None of these finds really shows visual evidence of heat. This is not surprising given that ash and charcoal degrade over time, eliminating the chances of finding any evidence. But the team was determined to continue the search.
To do this, they turned to an advanced AI model they had previously used in other samples. “We tested a variety of methods, among them traditional data analysis methods, machine learning modeling, and more advanced deep learning models,” said Azuri. “The deep learning models that prevailed had a specific architecture that outperformed the others and successfully gave us the confidence we needed to further use this tool in an archaeological context having no visual signs of fire use.” They settled on AI because it can find hidden patterns across a multitude of scenarios.
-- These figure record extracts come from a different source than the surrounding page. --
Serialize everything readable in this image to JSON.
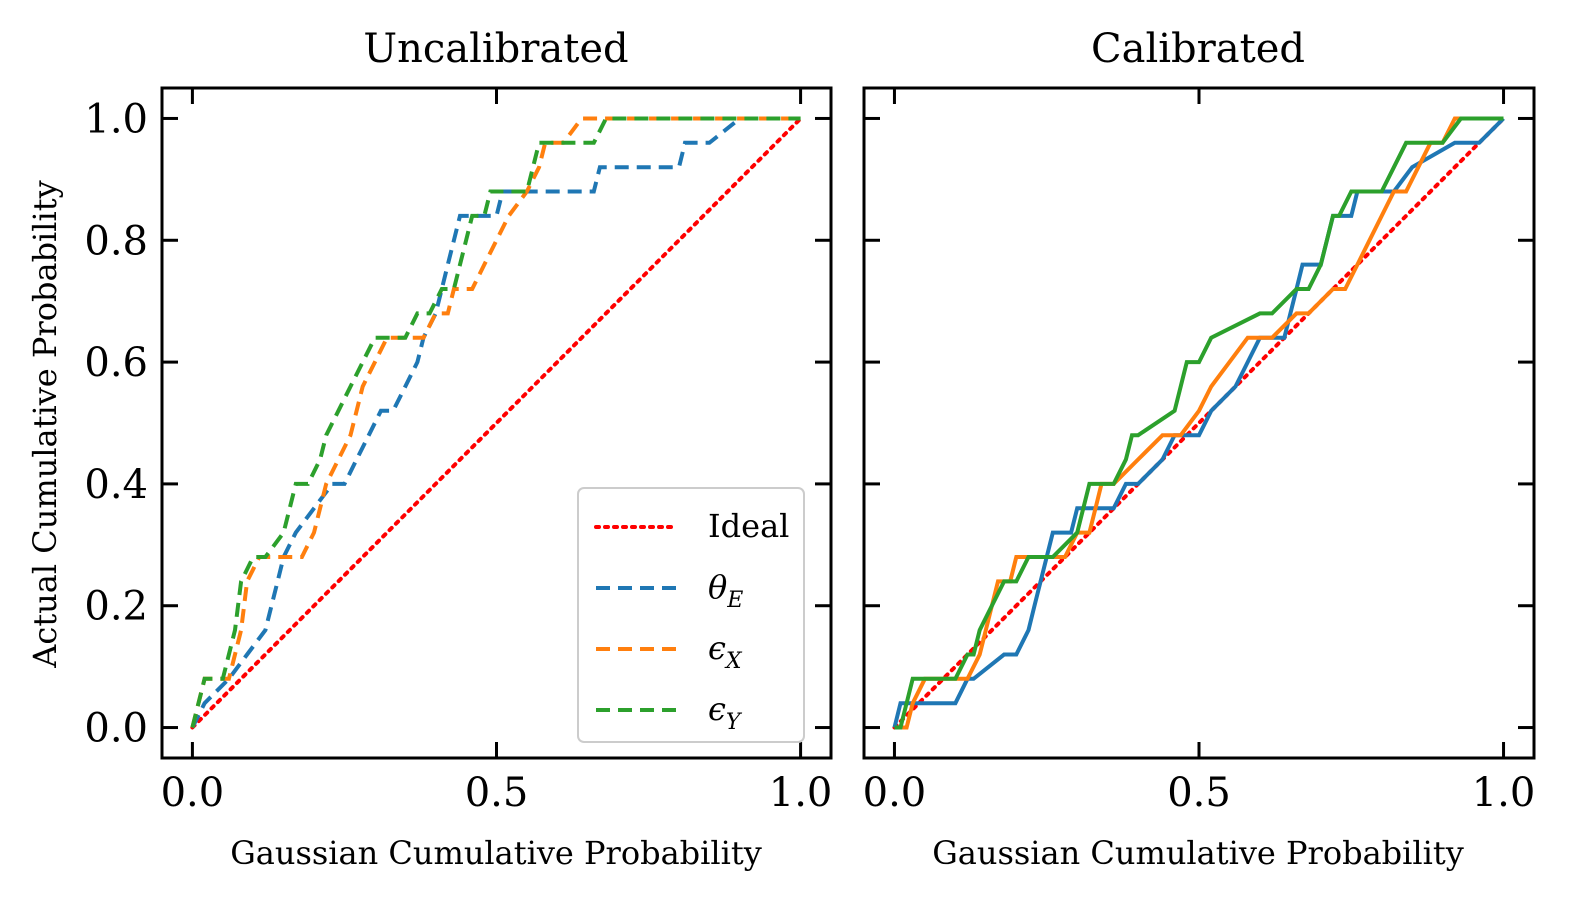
{
  "legend": {
    "entries": [
      {
        "label": "Ideal",
        "color": "#ff0000",
        "style": "dotted"
      },
      {
        "label": "θ",
        "sub": "E",
        "color": "#1f77b4",
        "style": "dashed"
      },
      {
        "label": "ϵ",
        "sub": "X",
        "color": "#ff7f0e",
        "style": "dashed"
      },
      {
        "label": "ϵ",
        "sub": "Y",
        "color": "#2ca02c",
        "style": "dashed"
      }
    ],
    "placement": "lower-right"
  },
  "chart_data": [
    {
      "type": "line",
      "title": "Uncalibrated",
      "xlabel": "Gaussian Cumulative Probability",
      "ylabel": "Actual Cumulative Probability",
      "xlim": [
        -0.05,
        1.05
      ],
      "ylim": [
        -0.05,
        1.05
      ],
      "xticks": [
        0.0,
        0.5,
        1.0
      ],
      "xtick_labels": [
        "0.0",
        "0.5",
        "1.0"
      ],
      "yticks": [
        0.0,
        0.2,
        0.4,
        0.6,
        0.8,
        1.0
      ],
      "ytick_labels": [
        "0.0",
        "0.2",
        "0.4",
        "0.6",
        "0.8",
        "1.0"
      ],
      "grid": false,
      "legend": "lower-right",
      "series": [
        {
          "key": "ideal",
          "color": "#ff0000",
          "style": "dotted",
          "x": [
            0,
            1
          ],
          "y": [
            0,
            1
          ]
        },
        {
          "key": "theta_e",
          "color": "#1f77b4",
          "style": "dashed",
          "x": [
            0.0,
            0.02,
            0.06,
            0.09,
            0.12,
            0.14,
            0.15,
            0.17,
            0.2,
            0.23,
            0.25,
            0.27,
            0.29,
            0.31,
            0.33,
            0.35,
            0.37,
            0.38,
            0.4,
            0.41,
            0.42,
            0.43,
            0.44,
            0.45,
            0.46,
            0.47,
            0.48,
            0.49,
            0.5,
            0.51,
            0.52,
            0.55,
            0.6,
            0.65,
            0.66,
            0.67,
            0.7,
            0.8,
            0.81,
            0.85,
            0.9,
            1.0
          ],
          "y": [
            0.0,
            0.04,
            0.08,
            0.12,
            0.16,
            0.24,
            0.28,
            0.32,
            0.36,
            0.4,
            0.4,
            0.44,
            0.48,
            0.52,
            0.52,
            0.56,
            0.6,
            0.64,
            0.68,
            0.72,
            0.76,
            0.8,
            0.84,
            0.84,
            0.84,
            0.84,
            0.84,
            0.84,
            0.84,
            0.88,
            0.88,
            0.88,
            0.88,
            0.88,
            0.88,
            0.92,
            0.92,
            0.92,
            0.96,
            0.96,
            1.0,
            1.0
          ]
        },
        {
          "key": "eps_x",
          "color": "#ff7f0e",
          "style": "dashed",
          "x": [
            0.0,
            0.02,
            0.04,
            0.06,
            0.08,
            0.09,
            0.11,
            0.13,
            0.15,
            0.18,
            0.2,
            0.22,
            0.24,
            0.26,
            0.28,
            0.3,
            0.32,
            0.35,
            0.38,
            0.4,
            0.42,
            0.43,
            0.46,
            0.48,
            0.5,
            0.52,
            0.55,
            0.57,
            0.58,
            0.61,
            0.64,
            0.7,
            1.0
          ],
          "y": [
            0.0,
            0.08,
            0.08,
            0.08,
            0.16,
            0.24,
            0.28,
            0.28,
            0.28,
            0.28,
            0.32,
            0.4,
            0.44,
            0.48,
            0.56,
            0.6,
            0.64,
            0.64,
            0.64,
            0.68,
            0.68,
            0.72,
            0.72,
            0.76,
            0.8,
            0.84,
            0.88,
            0.92,
            0.96,
            0.96,
            1.0,
            1.0,
            1.0
          ]
        },
        {
          "key": "eps_y",
          "color": "#2ca02c",
          "style": "dashed",
          "x": [
            0.0,
            0.01,
            0.02,
            0.05,
            0.07,
            0.08,
            0.1,
            0.12,
            0.15,
            0.17,
            0.19,
            0.21,
            0.22,
            0.24,
            0.26,
            0.28,
            0.3,
            0.32,
            0.35,
            0.37,
            0.39,
            0.41,
            0.43,
            0.44,
            0.45,
            0.46,
            0.48,
            0.49,
            0.5,
            0.55,
            0.56,
            0.57,
            0.58,
            0.62,
            0.66,
            0.68,
            0.7,
            1.0
          ],
          "y": [
            0.0,
            0.04,
            0.08,
            0.08,
            0.16,
            0.24,
            0.28,
            0.28,
            0.32,
            0.4,
            0.4,
            0.44,
            0.48,
            0.52,
            0.56,
            0.6,
            0.64,
            0.64,
            0.64,
            0.68,
            0.68,
            0.72,
            0.72,
            0.76,
            0.8,
            0.84,
            0.84,
            0.88,
            0.88,
            0.88,
            0.92,
            0.96,
            0.96,
            0.96,
            0.96,
            1.0,
            1.0,
            1.0
          ]
        }
      ]
    },
    {
      "type": "line",
      "title": "Calibrated",
      "xlabel": "Gaussian Cumulative Probability",
      "ylabel": "",
      "xlim": [
        -0.05,
        1.05
      ],
      "ylim": [
        -0.05,
        1.05
      ],
      "xticks": [
        0.0,
        0.5,
        1.0
      ],
      "xtick_labels": [
        "0.0",
        "0.5",
        "1.0"
      ],
      "yticks": [
        0.0,
        0.2,
        0.4,
        0.6,
        0.8,
        1.0
      ],
      "ytick_labels": [
        "",
        "",
        "",
        "",
        "",
        ""
      ],
      "grid": false,
      "series": [
        {
          "key": "ideal",
          "color": "#ff0000",
          "style": "dotted",
          "x": [
            0,
            1
          ],
          "y": [
            0,
            1
          ]
        },
        {
          "key": "theta_e",
          "color": "#1f77b4",
          "style": "solid",
          "x": [
            0.0,
            0.01,
            0.02,
            0.1,
            0.12,
            0.13,
            0.18,
            0.2,
            0.22,
            0.23,
            0.24,
            0.25,
            0.26,
            0.29,
            0.3,
            0.31,
            0.36,
            0.38,
            0.4,
            0.44,
            0.46,
            0.47,
            0.5,
            0.52,
            0.56,
            0.58,
            0.6,
            0.62,
            0.64,
            0.65,
            0.66,
            0.67,
            0.68,
            0.7,
            0.71,
            0.72,
            0.73,
            0.74,
            0.75,
            0.76,
            0.77,
            0.78,
            0.8,
            0.82,
            0.85,
            0.92,
            0.96,
            1.0
          ],
          "y": [
            0.0,
            0.04,
            0.04,
            0.04,
            0.08,
            0.08,
            0.12,
            0.12,
            0.16,
            0.2,
            0.24,
            0.28,
            0.32,
            0.32,
            0.36,
            0.36,
            0.36,
            0.4,
            0.4,
            0.44,
            0.48,
            0.48,
            0.48,
            0.52,
            0.56,
            0.6,
            0.64,
            0.64,
            0.64,
            0.68,
            0.72,
            0.76,
            0.76,
            0.76,
            0.8,
            0.84,
            0.84,
            0.84,
            0.84,
            0.88,
            0.88,
            0.88,
            0.88,
            0.88,
            0.92,
            0.96,
            0.96,
            1.0
          ]
        },
        {
          "key": "eps_x",
          "color": "#ff7f0e",
          "style": "solid",
          "x": [
            0.0,
            0.02,
            0.03,
            0.05,
            0.12,
            0.14,
            0.15,
            0.16,
            0.17,
            0.18,
            0.19,
            0.2,
            0.22,
            0.24,
            0.26,
            0.28,
            0.3,
            0.32,
            0.33,
            0.34,
            0.36,
            0.4,
            0.44,
            0.47,
            0.5,
            0.52,
            0.55,
            0.58,
            0.62,
            0.66,
            0.68,
            0.72,
            0.74,
            0.76,
            0.78,
            0.8,
            0.82,
            0.84,
            0.86,
            0.88,
            0.9,
            0.92,
            0.96,
            1.0
          ],
          "y": [
            0.0,
            0.0,
            0.04,
            0.08,
            0.08,
            0.12,
            0.16,
            0.2,
            0.24,
            0.24,
            0.24,
            0.28,
            0.28,
            0.28,
            0.28,
            0.28,
            0.32,
            0.32,
            0.36,
            0.4,
            0.4,
            0.44,
            0.48,
            0.48,
            0.52,
            0.56,
            0.6,
            0.64,
            0.64,
            0.68,
            0.68,
            0.72,
            0.72,
            0.76,
            0.8,
            0.84,
            0.88,
            0.88,
            0.92,
            0.96,
            0.96,
            1.0,
            1.0,
            1.0
          ]
        },
        {
          "key": "eps_y",
          "color": "#2ca02c",
          "style": "solid",
          "x": [
            0.0,
            0.01,
            0.02,
            0.03,
            0.1,
            0.12,
            0.13,
            0.14,
            0.16,
            0.18,
            0.2,
            0.22,
            0.26,
            0.3,
            0.31,
            0.32,
            0.36,
            0.38,
            0.39,
            0.4,
            0.46,
            0.47,
            0.48,
            0.5,
            0.52,
            0.6,
            0.62,
            0.66,
            0.68,
            0.7,
            0.72,
            0.73,
            0.75,
            0.8,
            0.82,
            0.84,
            0.86,
            0.88,
            0.9,
            0.93,
            0.96,
            1.0
          ],
          "y": [
            0.0,
            0.0,
            0.04,
            0.08,
            0.08,
            0.12,
            0.12,
            0.16,
            0.2,
            0.24,
            0.24,
            0.28,
            0.28,
            0.32,
            0.36,
            0.4,
            0.4,
            0.44,
            0.48,
            0.48,
            0.52,
            0.56,
            0.6,
            0.6,
            0.64,
            0.68,
            0.68,
            0.72,
            0.72,
            0.76,
            0.84,
            0.84,
            0.88,
            0.88,
            0.92,
            0.96,
            0.96,
            0.96,
            0.96,
            1.0,
            1.0,
            1.0
          ]
        }
      ]
    }
  ]
}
By analysing the chemical composition of different materials, the AI system can estimate the temperature to which the stone tools were heated, providing valuable information about if and how humans used fire almost a million years ago. For the study, the team analysed the heat signature of 26 flint tools found at the quarry site. The results showed that the tools had been heated to different temperatures, some more than 600°C. In addition, an analysis of 87 animal remains found that some of them had also been exposed to high temperatures.
“Our approach highlights the possibility of extracting “hidden” information on pyrotechnology-related activities from artifacts beyond the classical visual initial assessment,” concluded the authors. “We propose reexamining artifacts unearthed from other sites, including those located in the Levant may broaden our understanding of the relationship between early hominins and fire.”